Hablo de países europeos (es decir el Reino Unido) en este caso, ya que los estadounidenses sí atesoraban una breve aunque notable tradición edafológica, muy respetada en el viejo continente. Ahora bien, el problema no estriba en aceptar una lengua común, sino en escoger una determinada que beneficia a algunos y perjudica a otros. En este caso “el olvido de la ciencia” llevada a cabo en muchos países fue dramático e injustificado. No cabe duda que hubiera sido más justo, abrazar una lengua muerta (el latín, por ejemplo, utilizado durante siglos como lenguaje de la ciencia) o el esperanto. De este modo, todos jugarían con las mismas cartas ¿O no?.

Cuando uno escribe un trabajo experimental, o con fuertes contenidos matemáticos, tal agravio resulta menor, por cuanto, el material escrito no demanda un conocimiento profundo de otro idioma. Ahora bien, para otro tipo de indagaciones, como las teóricas, descriptivas, etc., el resultado ha sido demoledor. Y hoy andan pavoneándose, como adalides de la indagación científica, escuelas antaño consideradas menores  con toda justicia. El tema es un tanto más complejo de lo que cabría esperar en primera instancia, como consecuencia de que tras el idioma se esconden subversivamente ciertas maneras de razonar y expresarse idiosincrásicas de otras culturas y tradiciones científicas.

El razonamiento anglosajón resulta ser tan idiosincrásico como cualquier otro. Así, por ejemplo, en materia de filosofía, existen incluso expertos que segregan a los continentales (léase aquí el resto de europeos) de los anglosajones. No se trata pues exclusivamente de idiomas, sino de razonar, expresarse, redactar, etc. De este modo, cuando se escribe un libro, por ejemplo, los problemas se multiplican para los no anglosajones. Ellos han impuesto tanto un idioma como una manera de redactar que a otros les resulta difícil de asimilar, sino lo han adquirido en su infancia. Tales hechos inflan el rol desempeñado hasta hace 25 años por ingleses y norteamericanos en numerosas ramas de la ciencia.

También cabe señalar que diferentes países atesoraban diferentes tradiciones o formas de enfocar los estudios científicos, siendo las disciplinas de los recursos naturales ejemplos palmarios. En consecuencia, aquella diversidad comenzó ha convertirse en un monólogo, olvidándose enfoques y perspectivas tanto o más válidos que los que finalmente prevalecieron. Como corolario, aunque a los anglosajones no les importe en absoluto, muchas ciencias salieron perdiendo, con independencia de nacionalidades y nacionalismos. Atesorar diferentes perspectivas de analizar un recurso natural será siempre mejor que ceñirse tan solo a una en concreto. Y quien lo niegue es un supino ignorante.
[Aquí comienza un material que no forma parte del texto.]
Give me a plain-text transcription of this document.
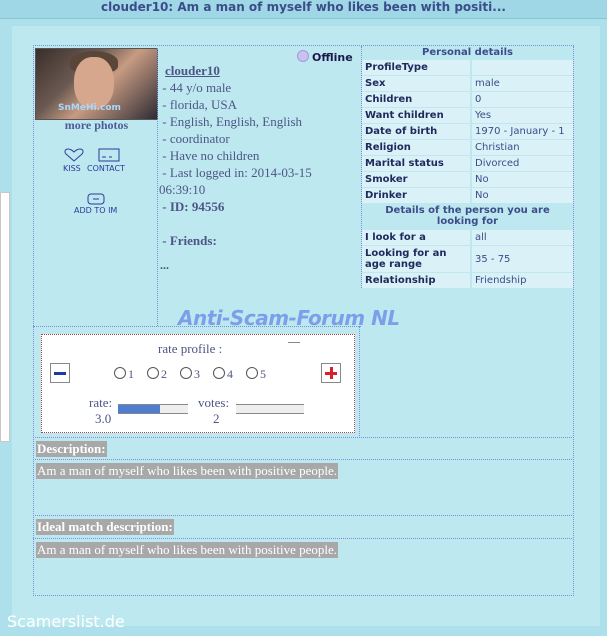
clouder10: Am a man of myself who likes been with positi...
SnMeHi.com
more photos
KISS CONTACT
ADD TO IM
Offline
clouder10
- 44 y/o male
- florida, USA
- English, English, English
- coordinator
- Have no children
- Last logged in: 2014-03-15
06:39:10
- ID: 94556

- Friends:
...
Personal details
ProfileType
Sex	male
Children	0
Want children	Yes
Date of birth	1970 - January - 1
Religion	Christian
Marital status	Divorced
Smoker	No
Drinker	No
Details of the person you are looking for
I look for a	all
Looking for an age range	35 - 75
Relationship	Friendship
Anti-Scam-Forum NL
rate profile :
1 2 3 4 5
rate:
3.0
votes:
2
Description:
Am a man of myself who likes been with positive people.
Ideal match description:
Am a man of myself who likes been with positive people.
Scamerslist.de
Obviamente a los investigadores menores de unos 40 años, estas líneas les resultarán anacrónicas, espetadas por una mente frustrada y/o trasnochada.  Lo entiendo perfectamente, por cuanto en la mayoría de los casos sus mentes son fruto de la cultura anglosajona, la hablen exquisitamente o no. No obstante, estoy completamente seguro de que si releyeran textos franceses, alemanes o rusos (existen buenas traducciones al español castellano e inglés, especialmente de los primeros) en los ámbitos de le edafología, geomorfología, vegetación, ecología, etc., con un poco de objetividad, cambiarían de opinión “necesariamente”.
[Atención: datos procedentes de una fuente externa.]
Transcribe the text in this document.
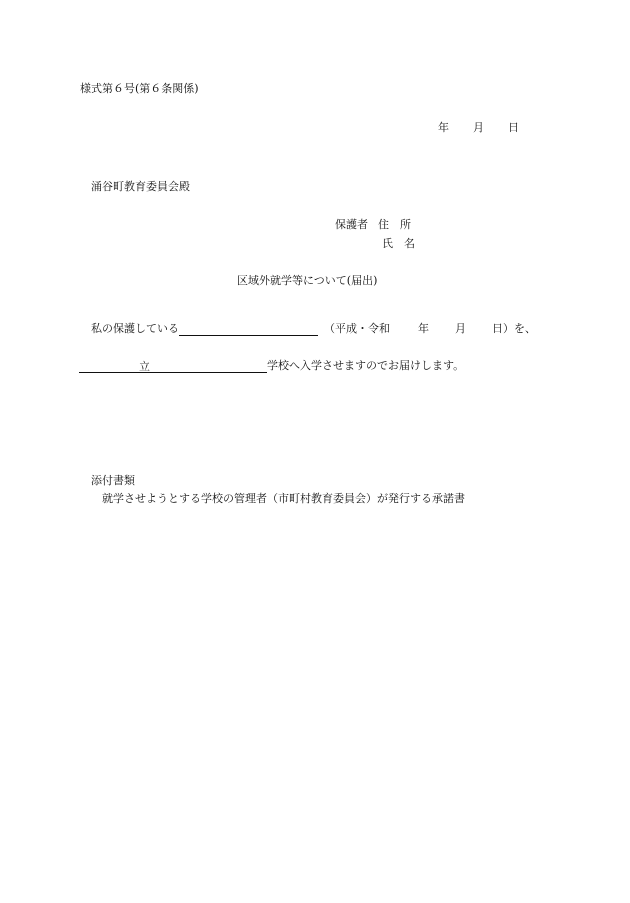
様式第６号(第６条関係)
年 月 日
涌谷町教育委員会殿
保護者 住　所
氏　名
区域外就学等について(届出)
私の保護している	（平成・令和	年 月 日）を、
立	学校へ入学させますのでお届けします。
添付書類
就学させようとする学校の管理者（市町村教育委員会）が発行する承諾書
Ahora bien, con ciertas dosis de humildad y apertura mental, tales agravios podrían haber podido ir corrigiéndose paulatinamente. No ha sido así. Al fin y al cabo, tras la Segunda Guerra Mundial,  el mundo anglosajón, devino en Imperio. Todos sabemos sobradamente que estos últimos, no regalan nada de nada, sino más bien todo lo contrario: imponen su cultura, su forma de pensar y expresarse, sacando provecho de todo lo que pueden. Bien lo saben en Latinoamérica, ¿verdad? (léase tanto el español como el anglosajón).

Releo en estos momentos ciertos libros clásicos franceses en materia de edafología y geomorfología, rememorando que se escribe hoy en la literatura del imperio. Es como para ponerse a llorar. Se trata de una pérdida cultural y científica irreparable. No olvidéis que en las editoriales científicas dominan, de un modo u otro, los anglosajones o sus vástagos mentalmente coloniales.

Ya veremos que ocurre si el eje del poder económico se desplaza  desde de occidente a los países asiáticos. En tal hipotético caso, finalmente, la edafología china se encumbrará a los altares,  mientras  que se razonará y redactará de “otra forma”.  ¡No lo dudéis!